As verdades que não cabem na verdade monopolista não existem e tão-pouco
existem as populações que as subscrevem. Abre-se assim um campo imenso para a
sociologia das ausências. Foi por isso que o genocídio dos povos indígenas e o
epistemicídio dos seus conhecimentos (passe o pleonasmo) andaram de mãos dadas.
O Modo 2 produz a
ignorância indolente que se satisfaz superficialmente e que, por isso,
permanece como ferida que arde sem se ver. É a ignorância-frustração que sucede
à verdade-expectativa. Uma ignorância que bloqueia uma possibilidade e uma
oportunidade emancipadoras que estiveram próximas, que eram realistas e, que,
além disso, eram merecidas, pelo menos na opinião de vastos setores da
população. Esta ignorância sugere uma sociologia das emergências, da emergência
de uma sociedade que se afirma reconciliada consigo mesma, com base em justiça
social, histórica, étnico-cultural, sexual. O Modo
3 cria uma ignorância malévola, corrosiva e, tal como um
cancro, dificilmente controlável, na medida em que as redes sociais têm um
papel crucial na sua proliferação.

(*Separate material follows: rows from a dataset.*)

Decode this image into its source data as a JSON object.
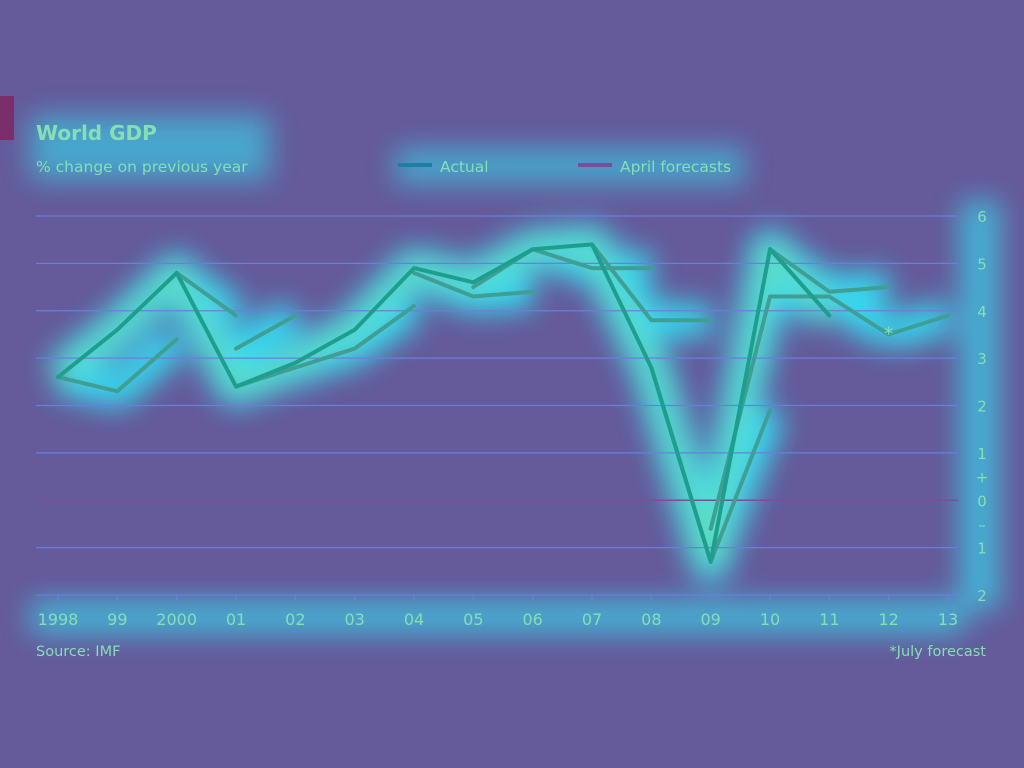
{
  "colors": {
    "background": "#655a9a",
    "glow": "#2ff0ff",
    "gridline": "#6b7ee0",
    "zero_line": "#7a4f9a",
    "text": "#86dfb4",
    "actual": "#1e9e8c",
    "forecast": "#3f9f94",
    "accent_bar": "#7a2f6a"
  },
  "chart_data": {
    "type": "line",
    "title": "World GDP",
    "subtitle": "% change on previous year",
    "legend": {
      "placement": "top",
      "items": [
        "Actual",
        "April forecasts"
      ]
    },
    "x_labels": [
      "1998",
      "99",
      "2000",
      "01",
      "02",
      "03",
      "04",
      "05",
      "06",
      "07",
      "08",
      "09",
      "10",
      "11",
      "12",
      "13"
    ],
    "y_axis": {
      "ticks": [
        6,
        5,
        4,
        3,
        2,
        1,
        0,
        -1,
        -2
      ],
      "tick_labels": [
        "6",
        "5",
        "4",
        "3",
        "2",
        "1",
        "0",
        "1",
        "2"
      ],
      "sign_markers": [
        "+",
        "–"
      ],
      "ylim": [
        -2,
        6
      ],
      "side": "right",
      "grid": true
    },
    "series": [
      {
        "name": "Actual",
        "x": [
          1998,
          1999,
          2000,
          2001,
          2002,
          2003,
          2004,
          2005,
          2006,
          2007,
          2008,
          2009,
          2010,
          2011
        ],
        "values": [
          2.6,
          3.6,
          4.8,
          2.4,
          2.9,
          3.6,
          4.9,
          4.6,
          5.3,
          5.4,
          2.8,
          -1.3,
          5.3,
          3.9
        ]
      },
      {
        "name": "April forecasts",
        "segments": [
          {
            "x": [
              1998,
              1999,
              2000
            ],
            "values": [
              2.6,
              2.3,
              3.4
            ]
          },
          {
            "x": [
              2000,
              2001
            ],
            "values": [
              4.8,
              3.9
            ]
          },
          {
            "x": [
              2001,
              2002
            ],
            "values": [
              3.2,
              3.9
            ]
          },
          {
            "x": [
              2001,
              2002,
              2003,
              2004
            ],
            "values": [
              2.4,
              2.8,
              3.2,
              4.1
            ]
          },
          {
            "x": [
              2004,
              2005,
              2006
            ],
            "values": [
              4.8,
              4.3,
              4.4
            ]
          },
          {
            "x": [
              2005,
              2006,
              2007,
              2008
            ],
            "values": [
              4.5,
              5.3,
              4.9,
              4.9
            ]
          },
          {
            "x": [
              2007,
              2008,
              2009
            ],
            "values": [
              5.4,
              3.8,
              3.8
            ]
          },
          {
            "x": [
              2008,
              2009,
              2010
            ],
            "values": [
              2.8,
              -1.3,
              1.9
            ]
          },
          {
            "x": [
              2009,
              2010,
              2011,
              2012
            ],
            "values": [
              -0.6,
              4.3,
              4.3,
              3.5
            ]
          },
          {
            "x": [
              2010,
              2011,
              2012
            ],
            "values": [
              5.3,
              4.4,
              4.5
            ]
          },
          {
            "x": [
              2012,
              2013
            ],
            "values": [
              3.5,
              3.9
            ]
          }
        ]
      }
    ],
    "annotations": [
      {
        "x": 2012,
        "y": 3.6,
        "text": "*"
      }
    ],
    "source": "Source: IMF",
    "note": "*July forecast"
  }
}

Esta ignorância está para além da ausência e
da emergência. Esta ignorância é a prefiguração da estase, a imobilidade que
estrutura a vertigem do tempo imediato.
Os três modos de produção e as respectivas
ignorâncias que produzem não existem na sociedade de modo isolado. Articulam-se
e potenciam-se por via das articulações que os tornam mais eficazes. Assim, a
ignorância arrogante produzida pelo Modo 1 (monopólio
da verdade) facilita paradoxalmente a proliferação da arrogância malévola
produzida pelo Modo 3 (falsidade como
verdade alternativa). É que uma sociedade saturada pela fé no monopólio da
verdade científica torna-se mais vulnerável a qualquer falsidade que se
apresente como verdade alternativa usando os mesmos mecanismos da fé. Por sua
vez, a ignorância indolente produzida pelo Modo 2(amnésia,
esquecimento) desarma vastos setores da população para combater a ignorância
produzida quer pelo Modo 1, quer pelo Modo
3. A ignorância arrogante é uma das principais causas da ignorância
indolente, ou seja, da facilidade com que se esquece, normaliza e banaliza um
passado de morte de inocentes, de sofrimento injusto, de pilhagens convertidas
em exercícios de propriedade, de corpos de mulheres e de crianças violentados
como objetos de guerra. Quando a ignorância arrogante se complementa com a
ignorância malévola, a ignorância indolente torna-se tão invisível que é
praticamente impossível de erradicar.
O impacto destes três tipos principais de
ignorância nas democracias do nosso tempo é convergente, embora diferenciado.
Todas estas ignorâncias contribuem para produzir democracia de baixa
intensidade. A ignorância arrogante torna impossível a democracia intercultural
e plurinacional, na medida em que outros saberes e modos de vida e de
deliberação são impedidos de contribuir para o aprofundamento democrático; e
faz com que vastos setores da população não se sintam representados pelos seus
representantes e nem sequer participem nos processos eleitorais de raiz
liberal. A ignorância indolente retira da deliberação democrática decisões
sobre justiça social histórica, sexual, e descolonizadora, sem as quais a
prática democrática é vista por vastas camadas da população como um jogo de
elites, uma disputa interna entre os vencedores dos conflitos históricos. Mas a
ignorância malévola é a mais antidemocrática de todas. Sabemos que as
deliberações democráticas são tomadas com base em fatos, percepções e opiniões.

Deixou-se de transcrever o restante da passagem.